Sinus histiocytosis may cause massive nodes. The eponym is Rosai Dorfman disease and the disease presents with painless, bilateral, cervical lymphadenopathy accompanied by fever, leukocytosis, and elevated serum inflammatory markers. The nodes usually resolve as the disease is self-limited.
Kikuchi disease, histiocytic necrotizing lymphadenitis, predominantly affects young adults of Asian ethnicity. The etiology is unclear, but is probably viral, and the patients present with adenopathy, fever, and leukopenia. It is associated with large necrotic and nonnecrotic, enhancing and nonenhancing adenopathy. The CT appearance of Kikuchi disease can simulate lymphoma and other nodal diseases that have necrosis, such as metastasis and tuberculosis. Be Kareful not to Miss Kikuchi!
Kimura disease is another import from Asia. It is a chronic inflammatory process with associated diffuse hypervascular adenopathy in the cervical chains favoring the submental and submandibular regions, eosinophilia, and a predilection for Asian men aged 10 to 30. The salivary glands may be swollen and tender. The nodes are round, solid, hypoechoic, and homogeneous. They have hilar hypervascularity on power Doppler scans (hey, since this is an Asian import, the sonographic features are what is best known about the disease).

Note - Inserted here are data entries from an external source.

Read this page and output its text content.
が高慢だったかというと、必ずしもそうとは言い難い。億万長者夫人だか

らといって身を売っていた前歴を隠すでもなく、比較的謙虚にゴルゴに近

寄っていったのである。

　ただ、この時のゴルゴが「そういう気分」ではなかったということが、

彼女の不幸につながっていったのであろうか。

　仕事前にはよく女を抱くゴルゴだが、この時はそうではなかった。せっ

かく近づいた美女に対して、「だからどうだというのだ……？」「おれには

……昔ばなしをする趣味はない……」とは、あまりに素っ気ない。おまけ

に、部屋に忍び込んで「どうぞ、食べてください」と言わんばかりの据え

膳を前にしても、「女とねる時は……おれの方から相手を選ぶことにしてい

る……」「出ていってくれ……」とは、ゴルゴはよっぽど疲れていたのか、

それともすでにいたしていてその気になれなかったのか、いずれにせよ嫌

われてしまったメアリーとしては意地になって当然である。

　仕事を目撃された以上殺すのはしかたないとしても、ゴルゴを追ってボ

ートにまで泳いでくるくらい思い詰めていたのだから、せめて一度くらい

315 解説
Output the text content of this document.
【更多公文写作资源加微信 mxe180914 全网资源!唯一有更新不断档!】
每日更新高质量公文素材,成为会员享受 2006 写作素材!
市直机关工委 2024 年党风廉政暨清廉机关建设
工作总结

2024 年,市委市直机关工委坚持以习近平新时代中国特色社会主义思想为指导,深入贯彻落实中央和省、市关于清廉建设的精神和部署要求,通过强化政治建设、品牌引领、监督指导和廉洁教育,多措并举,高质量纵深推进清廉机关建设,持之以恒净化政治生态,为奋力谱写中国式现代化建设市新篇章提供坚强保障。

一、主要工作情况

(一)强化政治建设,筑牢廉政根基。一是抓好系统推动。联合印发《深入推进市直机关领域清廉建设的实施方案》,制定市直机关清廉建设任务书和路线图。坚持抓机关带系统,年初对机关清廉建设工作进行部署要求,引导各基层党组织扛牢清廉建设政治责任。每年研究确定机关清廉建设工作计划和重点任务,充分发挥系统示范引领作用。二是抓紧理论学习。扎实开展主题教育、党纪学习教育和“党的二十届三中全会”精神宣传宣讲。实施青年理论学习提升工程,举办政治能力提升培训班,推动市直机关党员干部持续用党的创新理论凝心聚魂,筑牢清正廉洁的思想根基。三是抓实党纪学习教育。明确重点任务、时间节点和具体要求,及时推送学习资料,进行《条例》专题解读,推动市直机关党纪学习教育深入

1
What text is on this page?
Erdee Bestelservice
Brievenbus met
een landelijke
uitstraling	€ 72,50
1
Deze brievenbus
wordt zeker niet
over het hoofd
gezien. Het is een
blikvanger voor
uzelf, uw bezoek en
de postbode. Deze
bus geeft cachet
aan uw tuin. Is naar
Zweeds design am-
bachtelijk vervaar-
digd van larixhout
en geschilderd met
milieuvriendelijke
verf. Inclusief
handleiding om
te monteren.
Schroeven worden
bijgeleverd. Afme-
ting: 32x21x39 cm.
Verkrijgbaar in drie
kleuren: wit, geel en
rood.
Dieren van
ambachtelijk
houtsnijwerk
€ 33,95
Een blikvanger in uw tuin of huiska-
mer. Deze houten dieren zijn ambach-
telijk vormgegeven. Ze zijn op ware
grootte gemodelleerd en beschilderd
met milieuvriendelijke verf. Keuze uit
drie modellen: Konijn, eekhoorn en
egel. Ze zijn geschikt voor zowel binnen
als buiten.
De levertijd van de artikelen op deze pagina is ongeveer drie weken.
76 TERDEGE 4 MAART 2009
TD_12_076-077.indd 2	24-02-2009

Posttransplant lymphoproliferative disorder (PTLD) is one of those cross-over diseases between a reactive node, a benign neoplasm, and a malignant neoplasm. The aggressiveness of the entity ranges widely from benign lymphoid hypertrophy to myeloma, to monoclonal lymphomas, to polyclonal lymphomas, all from the EBV leading to B-cell proliferation. Basically, you can find enlarged nodes in the abdomen, chest, and neck (in descending order of frequency) in patients after whole organ transplants (heart, liver, kidney, or bone marrow). The inciting event appears to be an infection by Epstein Barr virus, leading to a proliferation of B cells. If the T cells are deficient, as in transplant patients or HIV infections, this B-cell mass production gets revved up. Although this may result in a polyclonal lymphoproliferation, if unabated, a monoclonal dominant spike may appear. In some of these patients, lymphoma develops; in others the adenopathy resolves with manipulation of medications to produce a reduction in the degree of immunosuppression. Chemotherapy may be required in some. PTLD can affect the adenoids and tonsils and is usually seen after solid organ transplantations (lung is most common). The onset of this process may range from months to years after the transplant.